CHAPTER 4: Dulcimers in the British Isles since 1800 > Dulcimers in Scotland

Jimmy Cooper

- interviewed by Alan Ward in Traditional Music, No.7, mid-1977 - 1 of 11

This was not part of the 1976 thesis, but was added in 2002

The great dulcimer player from Coatbridge near Glasgow tells his own life story.

Learning & busking

"Well, I started to play the dulcimer when I was about 12 year old, that's away about 1918-19. I played myself to learn the job. It was a great instrument during that time in Glasgow way back from the 1900s. 'Cause I remember when I was at school, there was a man used to come round the school with his dulcimer, and it was really my older brothers after the First World War that decided to make one, and that started it. See they used to play it but I wouldn't get touching it - I was only young then.
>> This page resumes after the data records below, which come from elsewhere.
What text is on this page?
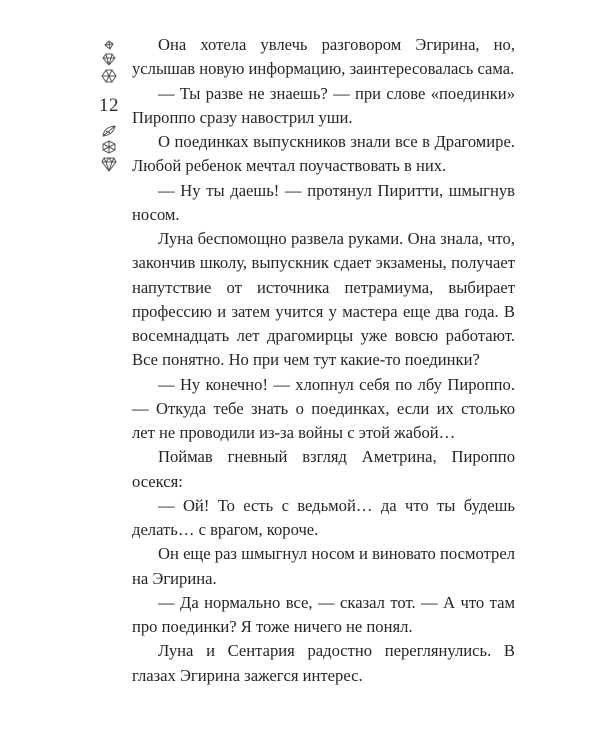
12

Она хотела увлечь разговором Эгирина, но, услышав новую информацию, заинтересовалась сама.

— Ты разве не знаешь? — при слове «поединки» Пироппо сразу навострил уши.

О поединках выпускников знали все в Драгомире. Любой ребенок мечтал поучаствовать в них.

— Ну ты даешь! — протянул Пиритти, шмыгнув носом.

Луна беспомощно развела руками. Она знала, что, закончив школу, выпускник сдает экзамены, получает напутствие от источника петрамиума, выбирает профессию и затем учится у мастера еще два года. В восемнадцать лет драгомирцы уже вовсю работают. Все понятно. Но при чем тут какие-то поединки?

— Ну конечно! — хлопнул себя по лбу Пироппо. — Откуда тебе знать о поединках, если их столько лет не проводили из-за войны с этой жабой…

Поймав гневный взгляд Аметрина, Пироппо осекся:

— Ой! То есть с ведьмой… да что ты будешь делать… с врагом, короче.

Он еще раз шмыгнул носом и виновато посмотрел на Эгирина.

— Да нормально все, — сказал тот. — А что там про поединки? Я тоже ничего не понял.

Луна и Сентария радостно переглянулись. В глазах Эгирина зажегся интерес.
And when they'd all gone out my mother used to tell me 'Come on up, there's nobody in', and I got stuck in! ...

But before that I was on the penny tin-whistle - I was only about six year old, I could play that. But I was never taught music, no musical education. And we used to have open-air dancing - no money, nobody'd any money then anyway. See the place that we worked in, the houses belonged to them ironworks you see. When the works shut down about 1920-21, they got slack, they were maybe a week on and a week off. Then all the people would collect round about, and we'd have open-air dancing, and I played to it myself, the dulcimer alone, without any other accompaniment. And then some melodeon player heard about me playing it and he come down and listened and he says 'Right, I'm going to come along and make a band'. So we got together.